Ce texte est extrait des souvenirs rédigés à l’intention de sa famille par Lucienne Fabre-Sébart ; elle lui a donné un titre révélateur de sa personnalité et de son engagement : J’ai choisi. Pages de la Résistance N° 30-31, Hommage à Lucienne Fabre-Sébart, cite de nombreux extraits de son texte.
Samedi 20 septembre, il y a eu une conférence sur Les femmes dans la Résistance par Frédérique Neau-Dufour, historienne française, docteure en histoire contemporaine, actuelle cheffe de projet de la stratégie mémorielle de la région Grand-Est et ancienne directrice du Centre européen du Résistant Déporté (CERD), centre installé sur le site de l’ancien camp de concentration de Natzweiler-Struthof.

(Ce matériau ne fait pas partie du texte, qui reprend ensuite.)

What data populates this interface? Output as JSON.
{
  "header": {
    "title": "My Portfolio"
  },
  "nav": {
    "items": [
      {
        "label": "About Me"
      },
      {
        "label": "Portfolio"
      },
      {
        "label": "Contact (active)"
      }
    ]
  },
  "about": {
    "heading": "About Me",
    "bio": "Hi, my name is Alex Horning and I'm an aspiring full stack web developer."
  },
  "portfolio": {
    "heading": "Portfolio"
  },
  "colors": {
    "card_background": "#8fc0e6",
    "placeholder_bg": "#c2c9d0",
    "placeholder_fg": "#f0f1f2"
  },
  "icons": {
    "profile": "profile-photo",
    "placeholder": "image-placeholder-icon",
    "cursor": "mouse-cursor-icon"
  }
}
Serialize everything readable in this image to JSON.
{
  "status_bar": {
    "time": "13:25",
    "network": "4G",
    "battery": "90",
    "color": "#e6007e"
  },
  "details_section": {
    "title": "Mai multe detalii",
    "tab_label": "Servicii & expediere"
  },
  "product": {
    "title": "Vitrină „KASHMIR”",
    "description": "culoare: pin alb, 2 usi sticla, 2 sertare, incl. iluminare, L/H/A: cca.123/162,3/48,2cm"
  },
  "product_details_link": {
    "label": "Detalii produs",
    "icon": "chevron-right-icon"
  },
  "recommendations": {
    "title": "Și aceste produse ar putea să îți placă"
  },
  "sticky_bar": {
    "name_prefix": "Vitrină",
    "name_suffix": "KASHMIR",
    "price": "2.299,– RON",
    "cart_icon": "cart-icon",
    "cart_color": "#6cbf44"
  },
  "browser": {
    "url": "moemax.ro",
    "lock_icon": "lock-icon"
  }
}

Un autre aspect de la guerre était présenté mardi 23 septembre par la médiathèque de Saint-Leu d’Esserent : une présentation de l’utilisation par les Allemands, à partir de 1943, des carrières du Couvent et de Saint-Christophe à Saint-Leu d’Esserent pour y stocker les V1 venant d’Allemagne avant de les acheminer sur les site de lancement sur la côte de la Manche. Sur ce site deux Alsaciens « malgré-nous » Joseph Reith et Pierre Michel étaient enrôlés dans l’armée Allemande ; le fils de Pierre Michel était présent et a évoqué le parcours de son père qui avait travaillé, avec Joseph Reith, pour la Résistance locale au sein même de l’armée allemande. Une conférence passionnante faite par Stéphane Spitz et beaucoup d’émotion et de souvenirs partagés avec le fils de Pierre Michel.